The APP is set to reach EUR20bn for the month of June. The Governing Council should provide some insight about its pace in the following months. Given that inflation is so high – and should stay around current levels until September, the ECB could announce that it intends to end purchases at the end of June. This would open the possibility of a rate hike as early as in July. September is however a more credible option. Governor Makhlouf said that the ECB wanted to “maintain optionality” so the governing council might want to keep all options open.
Overall, a hawkish ECB is a real possibility. Inflationary pressures are very strong, and the labor market is extremely tight, with the unemployment rate at an all-time low.
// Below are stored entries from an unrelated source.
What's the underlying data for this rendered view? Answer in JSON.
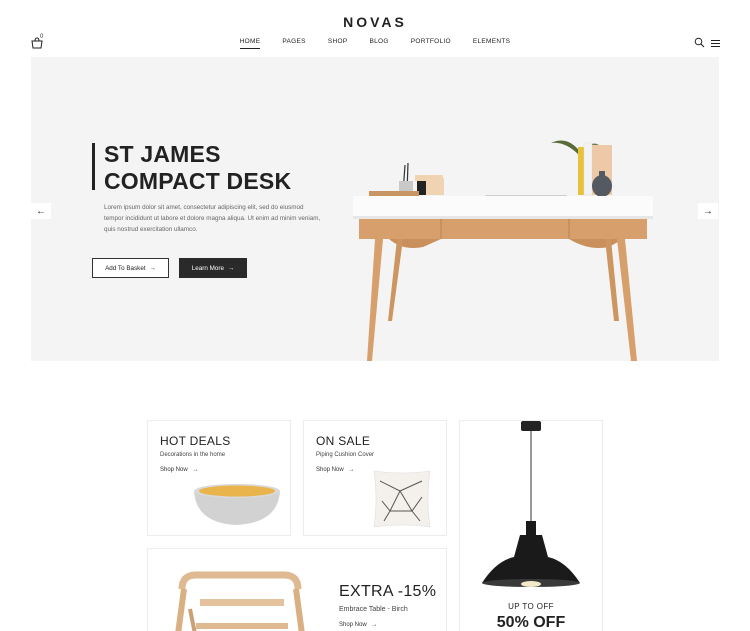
{
  "header": {
    "logo": "NOVAS",
    "cart_count": "0",
    "nav": [
      "HOME",
      "PAGES",
      "SHOP",
      "BLOG",
      "PORTFOLIO",
      "ELEMENTS"
    ]
  },
  "hero": {
    "title_line1": "ST JAMES",
    "title_line2": "COMPACT DESK",
    "description": "Lorem ipsum dolor sit amet, consectetur adipiscing elit, sed do eiusmod tempor incididunt ut labore et dolore magna aliqua. Ut enim ad minim veniam, quis nostrud exercitation ullamco.",
    "add_to_basket": "Add To Basket",
    "learn_more": "Learn More",
    "prev_arrow": "←",
    "next_arrow": "→"
  },
  "promos": {
    "hot_deals": {
      "title": "HOT DEALS",
      "subtitle": "Decorations in the home",
      "link": "Shop Now"
    },
    "on_sale": {
      "title": "ON SALE",
      "subtitle": "Piping Cushion Cover",
      "link": "Shop Now"
    },
    "lamp": {
      "upto": "UP TO OFF",
      "percent": "50% OFF"
    },
    "extra": {
      "title": "EXTRA -15%",
      "subtitle": "Embrace Table - Birch",
      "link": "Shop Now"
    }
  },
  "colors": {
    "accent": "#2a2a2a",
    "hero_bg": "#f4f4f4",
    "bowl_inner": "#e9b44c"
  }
}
The missing piece remains wages, for which recent data is unfortunately missing.
Franck Dixmier, Global CIO Fixed Income at AllianzGI
The European Central Bank (ECB) is under pressure. In March, it took a step towards normalising its accommodative policy by accelerating the pace of the reduction of its asset-purchase programme, but without opening the door to a rate hike in the third quarter. Since then, the conditions have changed:
- Inflation continues to rise and surprise on the upside. With an annual rate of 7.5% in March compared to 5.9% in February and 6.7% expected, inflation is now at an all-time high and sits at almost four times the ECB’s target.*
- Inflation expectations have started to drift upwards, with 5-year/5-year swap inflation (a measurement of “medium-term to medium-term” inflation) at 2.3%, compared with 1.9% at the beginning of the year.* The 5y/5y rate is also above the ECB’s medium-term objective of 2%. While there is no price-wage loop currently at work in the euro zone, with wage increases remaining contained, the risk of a shift in expectations and second-round effects has increased.
- The international context is one of tightening monetary policies. In particular, the US Federal Reserve (Fed) has announced that it is very determined to raise rates quickly and sharply, and that it is ready to rapidly reduce the size of its balance sheet.
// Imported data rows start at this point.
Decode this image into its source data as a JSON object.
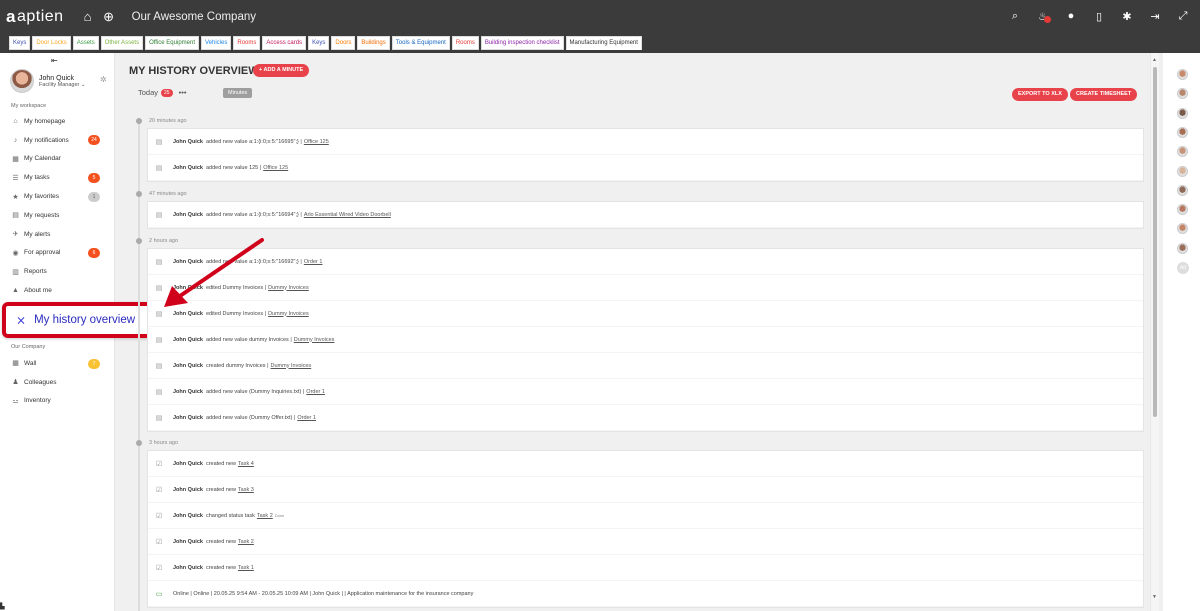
{
  "brand": {
    "name": "aptien",
    "mark": "a",
    "company": "Our Awesome Company"
  },
  "icons": {
    "home": "home-icon",
    "add": "plus-circle-icon",
    "search": "search-icon",
    "alerts": "bell-icon",
    "chat": "chat-icon",
    "mobile": "mobile-icon",
    "settings": "gear-icon",
    "logout": "logout-icon",
    "expand": "expand-icon"
  },
  "tabs": [
    {
      "label": "Keys",
      "color": "#3f51b5"
    },
    {
      "label": "Door Locks",
      "color": "#f5a623"
    },
    {
      "label": "Assets",
      "color": "#43a047"
    },
    {
      "label": "Other Assets",
      "color": "#7cb342"
    },
    {
      "label": "Office Equipment",
      "color": "#2e7d32"
    },
    {
      "label": "Vehicles",
      "color": "#1e88e5"
    },
    {
      "label": "Rooms",
      "color": "#e53935"
    },
    {
      "label": "Access cards",
      "color": "#c2185b"
    },
    {
      "label": "Keys",
      "color": "#3f51b5"
    },
    {
      "label": "Doors",
      "color": "#f57c00"
    },
    {
      "label": "Buildings",
      "color": "#ef6c00"
    },
    {
      "label": "Tools & Equipment",
      "color": "#1565c0"
    },
    {
      "label": "Rooms",
      "color": "#e53935"
    },
    {
      "label": "Building inspection checklist",
      "color": "#8e24aa"
    },
    {
      "label": "Manufacturing Equipment",
      "color": "#333333"
    }
  ],
  "profile": {
    "name": "John Quick",
    "role": "Facility Manager"
  },
  "sidebar": {
    "workspace_title": "My workspace",
    "items": [
      {
        "label": "My homepage",
        "icon": "home-icon",
        "glyph": "⌂"
      },
      {
        "label": "My notifications",
        "icon": "bell-icon",
        "glyph": "♪",
        "count": "24",
        "countColor": "red"
      },
      {
        "label": "My Calendar",
        "icon": "calendar-icon",
        "glyph": "▦"
      },
      {
        "label": "My tasks",
        "icon": "tasks-icon",
        "glyph": "☰",
        "count": "5",
        "countColor": "red"
      },
      {
        "label": "My favorites",
        "icon": "star-icon",
        "glyph": "★",
        "count": "1",
        "countColor": "gray"
      },
      {
        "label": "My requests",
        "icon": "requests-icon",
        "glyph": "▤"
      },
      {
        "label": "My alerts",
        "icon": "megaphone-icon",
        "glyph": "✈"
      },
      {
        "label": "For approval",
        "icon": "approval-icon",
        "glyph": "◉",
        "count": "6",
        "countColor": "red"
      },
      {
        "label": "Reports",
        "icon": "reports-icon",
        "glyph": "▥"
      },
      {
        "label": "About me",
        "icon": "user-icon",
        "glyph": "▲"
      }
    ],
    "highlight_label": "My history overview",
    "company_title": "Our Company",
    "company_items": [
      {
        "label": "Wall",
        "icon": "wall-icon",
        "glyph": "▦",
        "count": "7",
        "countColor": "yellow"
      },
      {
        "label": "Colleagues",
        "icon": "colleagues-icon",
        "glyph": "♟"
      },
      {
        "label": "Inventory",
        "icon": "inventory-icon",
        "glyph": "⚍"
      }
    ]
  },
  "main": {
    "title": "MY HISTORY OVERVIEW",
    "add_minute": "+ ADD A MINUTE",
    "today_label": "Today",
    "today_count": "25",
    "minutes_label": "Minutes",
    "export_label": "EXPORT TO XLX",
    "timesheet_label": "CREATE TIMESHEET"
  },
  "history": [
    {
      "time": "20 minutes ago",
      "rows": [
        {
          "icon": "document-icon",
          "glyph": "▤",
          "user": "John Quick",
          "text": "added new value  a:1:{i:0;s:5:\"16695\";} |",
          "link": "Office 125"
        },
        {
          "icon": "document-icon",
          "glyph": "▤",
          "user": "John Quick",
          "text": "added new value  125 |",
          "link": "Office 125"
        }
      ]
    },
    {
      "time": "47 minutes ago",
      "rows": [
        {
          "icon": "document-icon",
          "glyph": "▤",
          "user": "John Quick",
          "text": "added new value  a:1:{i:0;s:5:\"16694\";} |",
          "link": "Arlo Essential Wired Video Doorbell"
        }
      ]
    },
    {
      "time": "2 hours ago",
      "rows": [
        {
          "icon": "document-icon",
          "glyph": "▤",
          "user": "John Quick",
          "text": "added new value  a:1:{i:0;s:5:\"16692\";} |",
          "link": "Order 1"
        },
        {
          "icon": "document-icon",
          "glyph": "▤",
          "user": "John Quick",
          "text": "edited  Dummy Invoices |",
          "link": "Dummy Invoices"
        },
        {
          "icon": "document-icon",
          "glyph": "▤",
          "user": "John Quick",
          "text": "edited  Dummy Invoices |",
          "link": "Dummy Invoices"
        },
        {
          "icon": "document-icon",
          "glyph": "▤",
          "user": "John Quick",
          "text": "added new value  dummy Invoices |",
          "link": "Dummy Invoices"
        },
        {
          "icon": "document-icon",
          "glyph": "▤",
          "user": "John Quick",
          "text": "created  dummy Invoices |",
          "link": "Dummy Invoices"
        },
        {
          "icon": "document-icon",
          "glyph": "▤",
          "user": "John Quick",
          "text": "added new value   (Dummy Inquiries.txt) |",
          "link": "Order 1"
        },
        {
          "icon": "document-icon",
          "glyph": "▤",
          "user": "John Quick",
          "text": "added new value   (Dummy Offer.txt) |",
          "link": "Order 1"
        }
      ]
    },
    {
      "time": "3 hours ago",
      "rows": [
        {
          "icon": "task-check-icon",
          "glyph": "☑",
          "user": "John Quick",
          "text": "created new ",
          "link": "Task 4"
        },
        {
          "icon": "task-check-icon",
          "glyph": "☑",
          "user": "John Quick",
          "text": "created new ",
          "link": "Task 3"
        },
        {
          "icon": "task-check-icon",
          "glyph": "☑",
          "user": "John Quick",
          "text": "changed status task",
          "link": "Task 2",
          "suffix": "Done"
        },
        {
          "icon": "task-check-icon",
          "glyph": "☑",
          "user": "John Quick",
          "text": "created new ",
          "link": "Task 2"
        },
        {
          "icon": "task-check-icon",
          "glyph": "☑",
          "user": "John Quick",
          "text": "created new ",
          "link": "Task 1"
        },
        {
          "icon": "monitor-icon",
          "glyph": "▭",
          "user": "",
          "text": "Online | Online | 20.05.25 9:54 AM - 20.05.25 10:09 AM | John Quick |  | Application maintenance for the insurance company",
          "link": ""
        }
      ]
    }
  ],
  "colleagues_add": "Ad"
}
- Finally, the uncertain economic and financial context – made more volatile by the invasion of Ukraine by Russian armed forces – is resulting in an additional inflation shock, particularly on energy and food prices.
In these conditions, it seems difficult for the ECB to justify its very accommodative monetary policy. At the next meeting, it should therefore announce – as the Fed has done loudly – a return to the fundamentals of its mandate, which is to ensure price stability. Whatever the profile of inflation in the coming months, and even if a deceleration is most likely (as stressed recently by several Board members), it is inconceivable for the central bank to remain passive in the face of current price levels. Especially since financial stability – which is often referred to as the ECB’s secondary mandate – does not seem to be at risk at this stage, given the levels of spreads and manufacturing indices (eg, the purchasing managers’ index, or PMI).
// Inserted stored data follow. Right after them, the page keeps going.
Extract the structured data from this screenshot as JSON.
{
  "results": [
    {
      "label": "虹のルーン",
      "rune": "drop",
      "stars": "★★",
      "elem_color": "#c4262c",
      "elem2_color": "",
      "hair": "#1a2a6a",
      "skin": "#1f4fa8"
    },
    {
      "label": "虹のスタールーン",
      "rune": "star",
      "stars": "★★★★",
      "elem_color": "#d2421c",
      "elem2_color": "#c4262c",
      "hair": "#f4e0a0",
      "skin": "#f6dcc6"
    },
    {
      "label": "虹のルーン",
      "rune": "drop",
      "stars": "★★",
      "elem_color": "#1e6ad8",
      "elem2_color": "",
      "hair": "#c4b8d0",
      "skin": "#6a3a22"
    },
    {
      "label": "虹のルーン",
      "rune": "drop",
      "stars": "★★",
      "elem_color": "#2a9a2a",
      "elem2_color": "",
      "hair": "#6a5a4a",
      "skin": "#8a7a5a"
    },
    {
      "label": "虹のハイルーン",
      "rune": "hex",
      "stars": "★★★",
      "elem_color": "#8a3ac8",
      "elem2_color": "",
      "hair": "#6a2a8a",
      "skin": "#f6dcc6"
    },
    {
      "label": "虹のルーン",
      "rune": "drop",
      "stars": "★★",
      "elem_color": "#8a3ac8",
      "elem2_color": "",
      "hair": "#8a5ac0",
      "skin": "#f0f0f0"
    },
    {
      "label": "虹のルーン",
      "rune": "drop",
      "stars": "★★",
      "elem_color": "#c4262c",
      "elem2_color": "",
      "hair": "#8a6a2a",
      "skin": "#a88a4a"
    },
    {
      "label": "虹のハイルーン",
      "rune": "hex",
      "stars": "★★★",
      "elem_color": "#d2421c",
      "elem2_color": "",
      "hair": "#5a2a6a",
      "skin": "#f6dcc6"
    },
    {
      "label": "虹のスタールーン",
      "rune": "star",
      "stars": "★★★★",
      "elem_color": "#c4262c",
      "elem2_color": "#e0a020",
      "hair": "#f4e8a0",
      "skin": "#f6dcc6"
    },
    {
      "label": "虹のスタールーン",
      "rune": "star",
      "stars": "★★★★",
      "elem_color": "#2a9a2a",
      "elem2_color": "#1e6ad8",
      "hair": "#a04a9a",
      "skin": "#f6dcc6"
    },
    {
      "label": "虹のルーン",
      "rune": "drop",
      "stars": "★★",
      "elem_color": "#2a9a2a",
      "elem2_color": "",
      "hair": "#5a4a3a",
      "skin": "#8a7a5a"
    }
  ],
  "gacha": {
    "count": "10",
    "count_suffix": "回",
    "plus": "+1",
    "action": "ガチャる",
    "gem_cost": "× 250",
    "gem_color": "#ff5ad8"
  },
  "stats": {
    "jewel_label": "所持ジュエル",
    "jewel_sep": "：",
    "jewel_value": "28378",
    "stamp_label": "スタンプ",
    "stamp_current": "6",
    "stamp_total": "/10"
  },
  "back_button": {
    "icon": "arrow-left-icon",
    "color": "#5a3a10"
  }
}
The minutes of the ECB Governing Council meeting of 10 March confirmed that this issue is increasingly present in the discussions. The divergence between its members has widened, but the balance of power is increasingly in favour of rapid tightening. Only the uncertainty over the conflict in Ukraine remains a brake on more forthright and rapid action.
We believe that the ECB should therefore confirm the end of the asset purchase programme (APP) for the third quarter, and perhaps even announce a specific end date. The ECB is also expected to reiterate its willingness to raise rates following the end of asset purchases. Markets are expecting two 25-basis-point hikes before the end of this year. The ECB is not expected to announce a timetable for these hikes, but it could indicate its willingness to do more if inflation is stronger and more persistent than expected, which would continue to fuel the upward correction in euro-zone rates.